Derived as an analogue of annealing in metallurgy, [[simulated annealing]] (SA) uses change in pixel label over iterations and estimates the difference in energy of each newly formed graph to the initial data. If the newly formed graph is more profitable, in terms of low energy cost, given by:

: <math>\Delta U = U^\text{new} - U^\text{old}</math>

:<math>
\ell_i =
\begin{cases}
\ell^\text{new}_i, & \text{if } \Delta U \leq 0 ,\\
\ell^\text{new}_i, & \text{if } \Delta U > 0 \text{ and } \delta < e^{-\Delta U / T},
\ell^\text{old}_i
\end{cases}
 </math>

the algorithm selects the newly formed graph. Simulated annealing requires the input of temperature schedules which directly affects the speed of convergence of the system, as well as energy threshold for minimization to occur.

===== Alternative algorithms =====

A range of other methods exist for solving simple as well as higher order MRFs. They include Maximization of Posterior Marginal, Multi-scale MAP estimation,<ref>A. Bouman and M. Shapiro (2002): "A multiscale Random field model for Bayesian image segmentation", IEEE Transactions on Image Processing, pp. 162–177, Vol. 3.</ref> Multiple Resolution segmentation<ref>J. Liu and Y. H. Yang (1994): "[https://ieeexplore.ieee.org/abstract/document/297949/ Multiresolution color image segmentation]", IEEE Transactions on Pattern Analysis and Machine Intelligence, pp. 689–700, Vol. 16.</ref> and more. Apart from likelihood estimates, graph-cut using maximum flow<ref>S. Vicente, V. Kolmogorov and C. Rother (2008): "[http://www0.cs.ucl.ac.uk/staff/s.vicente/papers/connectedGC-CVPR08-TR.pdf Graph cut based image segmentation with connectivity priors]", CVPR</ref> and other highly constrained graph based methods<ref>Corso, Z. Tu, and A. Yuille (2008): "MRF Labelling with Graph-Shifts Algorithm", Proceedings of International workshop on combinatorial Image Analysis</ref><ref>B. J. Frey and D. MacKayan (1997): "[http://papers.nips.cc/paper/1467-a-revolution-belief-propagation-in-graphs-with-cycles.pdf A Revolution: Belief propagation in Graphs with Cycles]", Proceedings of Neural Information Processing Systems (NIPS)</ref> exist for solving MRFs.

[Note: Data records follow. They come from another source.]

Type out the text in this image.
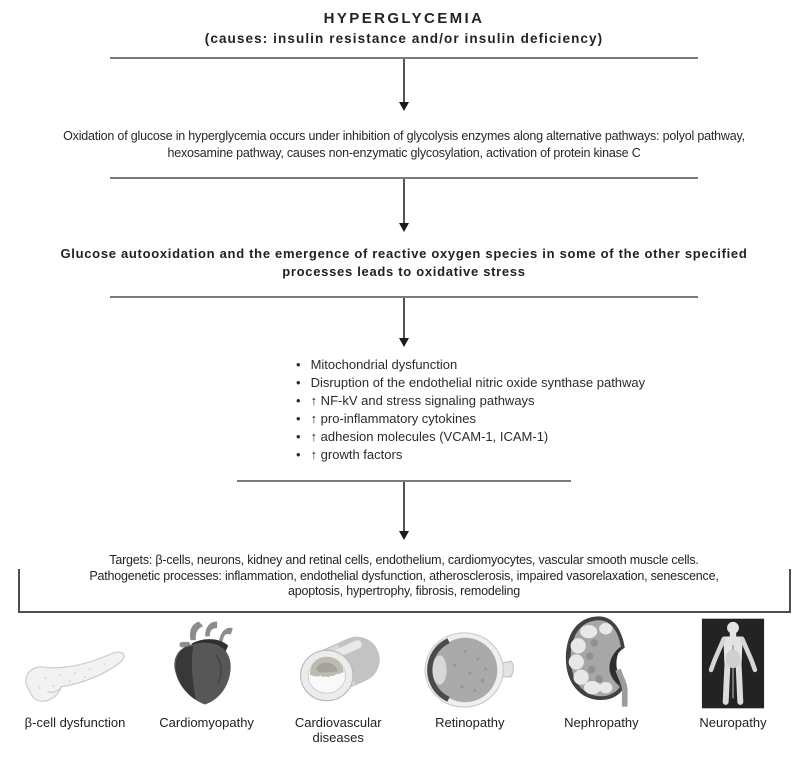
HYPERGLYCEMIA
(causes: insulin resistance and/or insulin deficiency)
Oxidation of glucose in hyperglycemia occurs under inhibition of glycolysis enzymes along alternative pathways: polyol pathway,
hexosamine pathway, causes non-enzymatic glycosylation, activation of protein kinase C
Glucose autooxidation and the emergence of reactive oxygen species in some of the other specified
processes leads to oxidative stress
• Mitochondrial dysfunction
• Disruption of the endothelial nitric oxide synthase pathway
• ↑ NF-kV and stress signaling pathways
• ↑ pro-inflammatory cytokines
• ↑ adhesion molecules (VCAM-1, ICAM-1)
• ↑ growth factors
Targets: β-cells, neurons, kidney and retinal cells, endothelium, cardiomyocytes, vascular smooth muscle cells.
Pathogenetic processes: inflammation, endothelial dysfunction, atherosclerosis, impaired vasorelaxation, senescence,
apoptosis, hypertrophy, fibrosis, remodeling
β-cell dysfunction	Cardiomyopathy	Cardiovascular diseases
Retinopathy	Nephropathy	Neuropathy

==== Image segmentation using MAP and expectation–maximization ====

The [[expectation–maximization algorithm]] is utilized to iteratively estimate the a posterior probabilities and distributions of labeling when no training data is available and no estimate of segmentation model can be formed. A general approach is to use histograms to represent the features of an image and proceed as outlined briefly in this three-step algorithm:

1. A random estimate of the model parameters is utilized.

2. E step: Estimate class statistics based on the random segmentation model defined. Using these, compute the [[conditional probability]] of belonging to a label given the feature set is calculated using naive [[Bayes' theorem]].

:<math>
P(\lambda \mid f_i) = \frac{P(f_i \mid \lambda) P(\lambda)}{\Sigma_{\lambda \in \Lambda} P(f_i \mid \lambda) P(\lambda)}
</math>

Here <math>\lambda \in \Lambda</math>, the set of all possible labels.

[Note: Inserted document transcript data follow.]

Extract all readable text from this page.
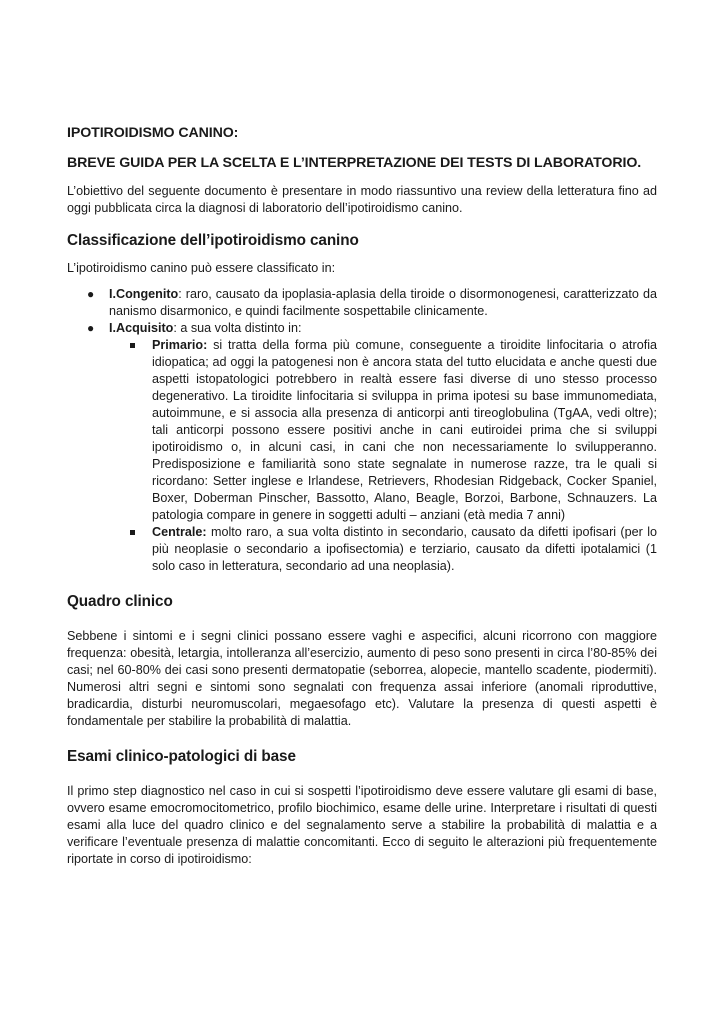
IPOTIROIDISMO CANINO:

BREVE GUIDA PER LA SCELTA E L’INTERPRETAZIONE DEI TESTS DI LABORATORIO.

L’obiettivo del seguente documento è presentare in modo riassuntivo una review della letteratura fino ad oggi pubblicata circa la diagnosi di laboratorio dell’ipotiroidismo canino.

Classificazione dell’ipotiroidismo canino

L’ipotiroidismo canino può essere classificato in:

● I.Congenito: raro, causato da ipoplasia-aplasia della tiroide o disormonogenesi, caratterizzato da nanismo disarmonico, e quindi facilmente sospettabile clinicamente.
● I.Acquisito: a sua volta distinto in:
Primario: si tratta della forma più comune, conseguente a tiroidite linfocitaria o atrofia idiopatica; ad oggi la patogenesi non è ancora stata del tutto elucidata e anche questi due aspetti istopatologici potrebbero in realtà essere fasi diverse di uno stesso processo degenerativo. La tiroidite linfocitaria si sviluppa in prima ipotesi su base immunomediata, autoimmune, e si associa alla presenza di anticorpi anti tireoglobulina (TgAA, vedi oltre); tali anticorpi possono essere positivi anche in cani eutiroidei prima che si sviluppi ipotiroidismo o, in alcuni casi, in cani che non necessariamente lo svilupperanno. Predisposizione e familiarità sono state segnalate in numerose razze, tra le quali si ricordano: Setter inglese e Irlandese, Retrievers, Rhodesian Ridgeback, Cocker Spaniel, Boxer, Doberman Pinscher, Bassotto, Alano, Beagle, Borzoi, Barbone, Schnauzers. La patologia compare in genere in soggetti adulti – anziani (età media 7 anni)
Centrale: molto raro, a sua volta distinto in secondario, causato da difetti ipofisari (per lo più neoplasie o secondario a ipofisectomia) e terziario, causato da difetti ipotalamici (1 solo caso in letteratura, secondario ad una neoplasia).
Quadro clinico

Sebbene i sintomi e i segni clinici possano essere vaghi e aspecifici, alcuni ricorrono con maggiore frequenza: obesità, letargia, intolleranza all’esercizio, aumento di peso sono presenti in circa l’80-85% dei casi; nel 60-80% dei casi sono presenti dermatopatie (seborrea, alopecie, mantello scadente, piodermiti). Numerosi altri segni e sintomi sono segnalati con frequenza assai inferiore (anomali riproduttive, bradicardia, disturbi neuromuscolari, megaesofago etc). Valutare la presenza di questi aspetti è fondamentale per stabilire la probabilità di malattia.

Esami clinico-patologici di base

Il primo step diagnostico nel caso in cui si sospetti l’ipotiroidismo deve essere valutare gli esami di base, ovvero esame emocromocitometrico, profilo biochimico, esame delle urine. Interpretare i risultati di questi esami alla luce del quadro clinico e del segnalamento serve a stabilire la probabilità di malattia e a verificare l’eventuale presenza di malattie concomitanti. Ecco di seguito le alterazioni più frequentemente riportate in corso di ipotiroidismo:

3. M step: The established relevance of a given feature set to a labeling scheme is now used to compute the a priori estimate of a given label in the second part of the algorithm. Since the actual number of total labels is unknown (from a training data set), a hidden estimate of the number of labels given by the user is utilized in computations.

:<math>
P(\lambda) = \frac{\Sigma_{\lambda \in \Lambda} P(\lambda \mid f_i)}{|\Omega|}
</math>
where <math>\Omega</math> is the set of all possible features.

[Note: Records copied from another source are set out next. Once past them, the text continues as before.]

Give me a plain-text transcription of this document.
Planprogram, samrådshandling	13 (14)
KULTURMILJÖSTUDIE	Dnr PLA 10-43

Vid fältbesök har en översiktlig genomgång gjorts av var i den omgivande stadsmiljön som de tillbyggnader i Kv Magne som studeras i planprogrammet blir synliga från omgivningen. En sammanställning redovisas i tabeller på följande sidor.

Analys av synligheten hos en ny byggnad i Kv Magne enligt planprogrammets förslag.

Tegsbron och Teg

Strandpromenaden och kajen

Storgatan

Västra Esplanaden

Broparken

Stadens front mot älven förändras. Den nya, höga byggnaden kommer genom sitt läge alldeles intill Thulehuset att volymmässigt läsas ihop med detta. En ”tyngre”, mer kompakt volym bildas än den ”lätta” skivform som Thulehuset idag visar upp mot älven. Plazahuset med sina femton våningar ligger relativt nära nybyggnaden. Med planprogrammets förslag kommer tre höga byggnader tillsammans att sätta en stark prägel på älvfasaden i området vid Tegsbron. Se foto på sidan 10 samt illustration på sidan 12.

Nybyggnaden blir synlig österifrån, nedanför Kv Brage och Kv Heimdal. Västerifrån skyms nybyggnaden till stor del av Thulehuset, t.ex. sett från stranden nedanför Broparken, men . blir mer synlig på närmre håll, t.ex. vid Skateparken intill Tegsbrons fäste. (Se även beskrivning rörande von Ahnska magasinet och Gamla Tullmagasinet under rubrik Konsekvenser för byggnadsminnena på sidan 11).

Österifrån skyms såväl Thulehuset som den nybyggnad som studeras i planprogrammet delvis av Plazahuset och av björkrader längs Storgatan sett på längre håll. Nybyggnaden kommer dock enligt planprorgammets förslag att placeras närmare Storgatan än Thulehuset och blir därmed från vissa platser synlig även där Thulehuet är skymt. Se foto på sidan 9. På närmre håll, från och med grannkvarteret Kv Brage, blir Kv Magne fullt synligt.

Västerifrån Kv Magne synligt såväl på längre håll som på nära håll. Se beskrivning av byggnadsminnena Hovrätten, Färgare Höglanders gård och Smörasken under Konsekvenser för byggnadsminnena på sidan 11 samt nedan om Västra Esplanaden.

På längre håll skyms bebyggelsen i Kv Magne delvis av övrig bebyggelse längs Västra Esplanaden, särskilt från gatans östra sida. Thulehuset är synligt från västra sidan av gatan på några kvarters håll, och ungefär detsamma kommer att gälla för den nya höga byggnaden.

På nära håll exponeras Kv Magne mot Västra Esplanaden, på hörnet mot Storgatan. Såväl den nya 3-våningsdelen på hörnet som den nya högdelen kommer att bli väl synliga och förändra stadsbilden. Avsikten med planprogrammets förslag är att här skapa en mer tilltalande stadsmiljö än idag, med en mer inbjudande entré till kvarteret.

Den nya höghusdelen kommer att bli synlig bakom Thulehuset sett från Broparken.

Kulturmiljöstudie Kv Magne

[[File:Sample segmentation HMRF-EM.png|thumb|center|Segmentation of color image using HMRF-EM model]]

==== Disadvantages of MAP and EM based image segmentation ====
# Exact MAP estimates cannot be easily computed.
# Approximate MAP estimates are computationally expensive to calculate.
# Extension to multi-class labeling degrades performance and increases storage required.
# Reliable estimation of parameters for EM is required for global optima to be achieved.
# Based on method of optimization, segmentation may cluster to local minima.